Wednesday, April 1, 2015

Pan y Agua (For Germanwings)

Something goes awry in his brain when all the chemicals are doled out. It shows up when things need to get done. Motivation flags when he is asked to do any task that pulls him away from his brooding. He can't engage. The muscles don't listen to commands. Flight schedules stare him down from his desk. Emails grumble in their queue, shifting from side to side, impatient. The light in his office is off and the door is closed because his brain has jammed and he can't get it started.

He runs. With the extra dopamine produced by hard effort he feels better, for a while. He pushes himself, tries harder. He doesn't want to look bad. People expect things from him. People don't like weakness or losers or broken pilots. 

When the black dog comes around, even the easy stuff gets hard. The small stuff sweats bullets and you can forget about the big stuff. His feet feel like they have been set in concrete; synapses don't want to fire. He doesn't want to fly, but fly he must. It's what he does.

He pulls himself out of bed anyway and carries the burden into the day, black dog in tow.  He puts on his uniform.

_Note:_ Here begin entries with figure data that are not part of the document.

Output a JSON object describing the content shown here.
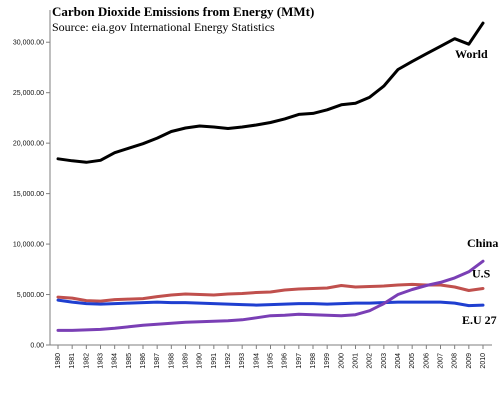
{
  "chart_data": {
    "type": "line",
    "title": "Carbon Dioxide Emissions from Energy (MMt)",
    "subtitle": "Source: eia.gov International Energy Statistics",
    "xlabel": "",
    "ylabel": "",
    "ylim": [
      0,
      32500
    ],
    "yticks": [
      "0.00",
      "5,000.00",
      "10,000.00",
      "15,000.00",
      "20,000.00",
      "25,000.00",
      "30,000.00"
    ],
    "categories": [
      "1980",
      "1981",
      "1982",
      "1983",
      "1984",
      "1985",
      "1986",
      "1987",
      "1988",
      "1989",
      "1990",
      "1991",
      "1992",
      "1993",
      "1994",
      "1995",
      "1996",
      "1997",
      "1998",
      "1999",
      "2000",
      "2001",
      "2002",
      "2003",
      "2004",
      "2005",
      "2006",
      "2007",
      "2008",
      "2009",
      "2010"
    ],
    "grid": false,
    "legend": "inline labels at line ends",
    "series": [
      {
        "name": "World",
        "color": "#000000",
        "values": [
          18450,
          18250,
          18100,
          18300,
          19050,
          19500,
          19950,
          20500,
          21150,
          21500,
          21700,
          21600,
          21450,
          21600,
          21800,
          22050,
          22400,
          22850,
          22950,
          23300,
          23800,
          23950,
          24550,
          25650,
          27300,
          28100,
          28850,
          29600,
          30350,
          29800,
          31900
        ]
      },
      {
        "name": "U.S",
        "color": "#c0504d",
        "values": [
          4750,
          4650,
          4400,
          4350,
          4500,
          4550,
          4600,
          4800,
          4950,
          5050,
          5000,
          4950,
          5050,
          5100,
          5200,
          5250,
          5450,
          5550,
          5600,
          5650,
          5900,
          5750,
          5800,
          5850,
          5950,
          6000,
          5950,
          5950,
          5750,
          5400,
          5600
        ]
      },
      {
        "name": "E.U 27",
        "color": "#1f3fd0",
        "values": [
          4450,
          4250,
          4100,
          4050,
          4100,
          4150,
          4200,
          4250,
          4200,
          4200,
          4150,
          4100,
          4050,
          4000,
          3950,
          4000,
          4050,
          4100,
          4100,
          4050,
          4100,
          4150,
          4150,
          4200,
          4250,
          4250,
          4250,
          4250,
          4150,
          3900,
          3950
        ]
      },
      {
        "name": "China",
        "color": "#7a3fb5",
        "values": [
          1450,
          1450,
          1500,
          1550,
          1650,
          1800,
          1950,
          2050,
          2150,
          2250,
          2300,
          2350,
          2400,
          2500,
          2700,
          2900,
          2950,
          3050,
          3000,
          2950,
          2900,
          3000,
          3400,
          4100,
          5000,
          5500,
          5900,
          6200,
          6650,
          7250,
          8300
        ]
      }
    ]
  }
}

Once in the car, he drives slowly at first, but then some jerk cuts him off or pulls ahead or tailgates and his eyes go red with rage. He curses under his breath, tightens up around his neck and shoulders, and presses the accelerator a little harder.

He hears the news of successful colleagues and mulls over his own failures. He sees that their egos are far beyond their abilities. They are fakes, shams, dilettantes. Their pontifications make him cringe. He doesn't understand how other people can seem so happy.

And the world news... Forget about that too. Rich get richer, and if they so much as break a fingernail it's all over the airwaves and the web while poor people are slaughtered by the thousands without so much as a footnote.

Somehow, he completes the routine flight inspections and finds a way to cover the bases he has agreed to cover. A few radio messages come in and he replies to the tower. He assumes his place at the controls and runs down the checklist. It is long and tedious and irritating. He does his job, but he must hide, always hide. It gets unbearable sometimes.

When a living person needs him to do something, he finds a way to act, but he is always dragging a weight, moving underwater, in the gravity of Jupiter.

He tries to go it alone. He will prove himself, even though he is out of compliance with orders. Giving in, admitting that he needs help or meds, after all, would be cheating, like the dopers he reads about in the sports section. He failed to see there was a difference between taking meds to be healthy and doping for a competitive advantage. To him it was all the same.

Pan y agua. Bread and water. That's how he does it.  He hopes to get stronger on the brooding, the bread, and the water. Otherwise, he might lose his job, be found out, lose his license. He can dream of sparkling stars, lightness, and passion some other day, but not today.